The United States has officially proposed creating a 'Board of Trade' with China, a move that signals a significant shift toward a more structured and predictable economic relationship.
This proposal isn't a return to the pre-2018 era of open liberalization. Instead, it operationalizes a new policy of 'managed trade.' The core idea is to create two distinct lanes for commerce. One lane would be for non-sensitive goods—like agriculture, energy, and consumer products—where trade can flow smoothly and predictably. The other would be a restricted lane for sensitive, national security-related items such as advanced semiconductors and rare-earth magnets, which will remain under tight government control. This strategy is a form of de-risking, aimed at stabilizing the vast majority of trade while quarantining areas of strategic competition.
The idea didn't appear overnight; it's the culmination of a deliberate, months-long process. The causal chain can be traced back through several key stages. First, the groundwork was laid in late 2025. China’s massive commitment to buy 25 million metric tons of US soybeans annually for three years—a deal worth over $10 billion a year—provided a concrete, high-value trade flow to anchor any stability pact. Around the same time, China’s tightening controls on rare-earth magnets sent a clear signal that strategic goods were off the table for open trade, forcing both sides to envision a two-track system.

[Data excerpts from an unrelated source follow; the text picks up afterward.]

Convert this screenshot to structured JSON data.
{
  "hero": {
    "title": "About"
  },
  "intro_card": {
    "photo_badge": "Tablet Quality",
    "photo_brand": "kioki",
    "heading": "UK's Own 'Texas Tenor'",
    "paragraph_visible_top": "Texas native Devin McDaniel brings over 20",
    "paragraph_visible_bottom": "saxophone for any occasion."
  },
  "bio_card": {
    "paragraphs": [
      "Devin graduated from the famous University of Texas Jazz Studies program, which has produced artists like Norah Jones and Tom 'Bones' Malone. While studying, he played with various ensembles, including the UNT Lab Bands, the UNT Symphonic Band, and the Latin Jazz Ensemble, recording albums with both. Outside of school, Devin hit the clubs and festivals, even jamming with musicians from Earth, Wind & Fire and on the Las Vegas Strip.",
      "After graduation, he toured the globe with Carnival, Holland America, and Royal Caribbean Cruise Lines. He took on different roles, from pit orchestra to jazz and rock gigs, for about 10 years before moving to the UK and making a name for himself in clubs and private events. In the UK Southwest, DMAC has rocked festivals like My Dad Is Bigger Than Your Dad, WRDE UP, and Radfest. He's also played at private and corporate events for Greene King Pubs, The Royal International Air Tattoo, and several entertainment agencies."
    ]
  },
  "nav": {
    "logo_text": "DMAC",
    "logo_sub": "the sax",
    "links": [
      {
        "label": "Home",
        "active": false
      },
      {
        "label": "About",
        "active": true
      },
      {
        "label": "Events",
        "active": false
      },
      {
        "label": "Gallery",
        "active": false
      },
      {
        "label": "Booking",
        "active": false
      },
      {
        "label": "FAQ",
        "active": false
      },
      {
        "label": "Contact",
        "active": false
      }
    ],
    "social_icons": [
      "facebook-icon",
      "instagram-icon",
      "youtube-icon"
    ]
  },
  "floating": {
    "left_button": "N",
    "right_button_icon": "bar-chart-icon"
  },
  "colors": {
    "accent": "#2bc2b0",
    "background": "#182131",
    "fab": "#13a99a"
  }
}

Second, momentum accelerated in the spring of 2026. High-level talks in Paris in March were described as 'remarkably stable,' with officials from both countries openly discussing managed trade and agriculture. This is where the 'Board of Trade' concept reportedly began to take formal shape. The political incentive to create such a stabilizing mechanism was heightened by market volatility; for instance, a sharp drop in soybean prices on rumors of a summit delay underscored the need to codify these massive agricultural flows.
Finally, the concept was introduced to the public. In April, US Trade Representative Jamieson Greer began speaking openly at events about a 'board of trade' to manage flows of 'non-sensitive goods.' By floating the idea before his formal proposal to his Chinese counterpart on May 1st, he effectively prepared markets and negotiators for this new framework. It crystallizes the administration's official doctrine of 'reciprocity and balance,' moving from a truce to a more durable set of rules for managing competition.
- Managed Trade: A policy where governments actively manage trade flows through agreements on quantities or market shares, rather than relying solely on free market forces.
- USTR (United States Trade Representative): The U.S. government agency responsible for developing and negotiating American trade policy.